General utility library for Python applications running in Keboola Connection environment

Reason this release was yanked:

Camel_tools dependencies Torch is lot of big

Project description

Python Utility library

Introduction

Build & Test Code Climate PyPI version

The library provides a useful set of utility functions frequently used when creating Python components for Keboola Connection. The utility library should be used in cooperation with the main Python Component library.

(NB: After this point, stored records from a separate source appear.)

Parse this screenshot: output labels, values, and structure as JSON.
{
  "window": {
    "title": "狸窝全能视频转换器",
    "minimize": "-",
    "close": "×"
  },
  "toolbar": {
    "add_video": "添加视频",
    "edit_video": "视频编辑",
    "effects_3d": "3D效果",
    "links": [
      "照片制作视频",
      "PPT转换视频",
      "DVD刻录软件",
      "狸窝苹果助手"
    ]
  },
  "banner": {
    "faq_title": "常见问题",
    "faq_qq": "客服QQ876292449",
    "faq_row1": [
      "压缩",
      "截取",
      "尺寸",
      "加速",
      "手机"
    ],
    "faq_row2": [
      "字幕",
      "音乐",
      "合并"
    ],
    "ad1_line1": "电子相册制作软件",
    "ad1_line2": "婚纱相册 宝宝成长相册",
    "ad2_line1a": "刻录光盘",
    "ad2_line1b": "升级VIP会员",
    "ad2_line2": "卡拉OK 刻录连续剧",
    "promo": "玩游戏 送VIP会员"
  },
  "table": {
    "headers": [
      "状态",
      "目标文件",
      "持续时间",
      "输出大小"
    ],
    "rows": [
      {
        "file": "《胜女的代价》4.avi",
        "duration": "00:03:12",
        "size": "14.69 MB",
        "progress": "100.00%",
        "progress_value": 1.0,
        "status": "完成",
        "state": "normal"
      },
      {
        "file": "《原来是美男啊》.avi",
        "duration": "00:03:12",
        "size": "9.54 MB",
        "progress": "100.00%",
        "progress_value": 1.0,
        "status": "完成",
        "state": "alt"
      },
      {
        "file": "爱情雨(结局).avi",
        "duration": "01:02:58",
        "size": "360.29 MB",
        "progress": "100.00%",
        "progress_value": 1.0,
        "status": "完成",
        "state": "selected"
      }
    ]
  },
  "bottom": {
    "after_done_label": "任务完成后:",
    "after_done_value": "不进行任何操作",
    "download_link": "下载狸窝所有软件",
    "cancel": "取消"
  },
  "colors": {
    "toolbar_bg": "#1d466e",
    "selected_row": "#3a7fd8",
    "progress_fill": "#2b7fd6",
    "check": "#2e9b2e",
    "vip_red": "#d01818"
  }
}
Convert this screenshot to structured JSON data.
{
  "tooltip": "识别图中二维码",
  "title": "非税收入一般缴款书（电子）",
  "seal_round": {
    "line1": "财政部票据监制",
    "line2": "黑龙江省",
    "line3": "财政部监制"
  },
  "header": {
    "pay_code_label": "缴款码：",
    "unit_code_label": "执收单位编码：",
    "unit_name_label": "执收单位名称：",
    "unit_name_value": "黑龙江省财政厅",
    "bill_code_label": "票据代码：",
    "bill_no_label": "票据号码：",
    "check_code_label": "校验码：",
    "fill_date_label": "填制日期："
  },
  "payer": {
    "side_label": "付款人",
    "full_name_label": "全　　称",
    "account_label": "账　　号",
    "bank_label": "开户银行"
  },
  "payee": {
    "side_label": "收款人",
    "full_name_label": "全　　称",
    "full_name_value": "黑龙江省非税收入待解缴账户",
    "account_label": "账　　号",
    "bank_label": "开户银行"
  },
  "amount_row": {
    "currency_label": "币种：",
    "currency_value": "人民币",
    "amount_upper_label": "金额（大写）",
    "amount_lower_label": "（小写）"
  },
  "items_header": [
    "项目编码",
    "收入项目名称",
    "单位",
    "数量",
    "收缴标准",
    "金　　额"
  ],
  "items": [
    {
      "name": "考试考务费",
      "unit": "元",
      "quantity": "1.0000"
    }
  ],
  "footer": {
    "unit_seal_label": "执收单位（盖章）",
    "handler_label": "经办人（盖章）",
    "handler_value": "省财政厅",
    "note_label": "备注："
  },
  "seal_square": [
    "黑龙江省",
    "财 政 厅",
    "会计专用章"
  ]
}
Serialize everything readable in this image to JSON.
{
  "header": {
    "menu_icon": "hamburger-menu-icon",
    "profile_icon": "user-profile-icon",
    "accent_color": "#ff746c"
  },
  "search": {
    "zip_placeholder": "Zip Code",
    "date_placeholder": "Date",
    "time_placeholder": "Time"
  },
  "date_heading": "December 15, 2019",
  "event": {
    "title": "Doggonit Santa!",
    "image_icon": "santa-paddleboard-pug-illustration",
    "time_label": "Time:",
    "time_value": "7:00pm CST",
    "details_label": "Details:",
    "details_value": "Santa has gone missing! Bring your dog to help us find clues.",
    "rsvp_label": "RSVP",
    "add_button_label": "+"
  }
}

The Python Utility library is developed the Keboola Data Services team and is officially supported by Keboola. The library aims to ease the component creation process by removing the necessity to write frequently used functions all over again.

Links

Quick start

Installation

The package can be installed via pip using:

pip install keboola.utils

Structure and functionality

The package currently contains one core module:

  • keboola.utils.date - a set of methods for date manipulation.
  • keboola.utils.helpers
    • a general helper functions and classes that are relevant in Keboola Connection environment.
  • keboola.utils.header_normalizer
    • Different strategies to convert column names to a valid KBC format.

Helpers

The module contains general helper functions and classes that are relevant in Keboola Connection environment.

Date Utilities

The module contains all date related functions, which can be utilized to effective work with dates, when creating components for Keboola Connection.

Initialization

All util functions can be imported from keboola.utils module.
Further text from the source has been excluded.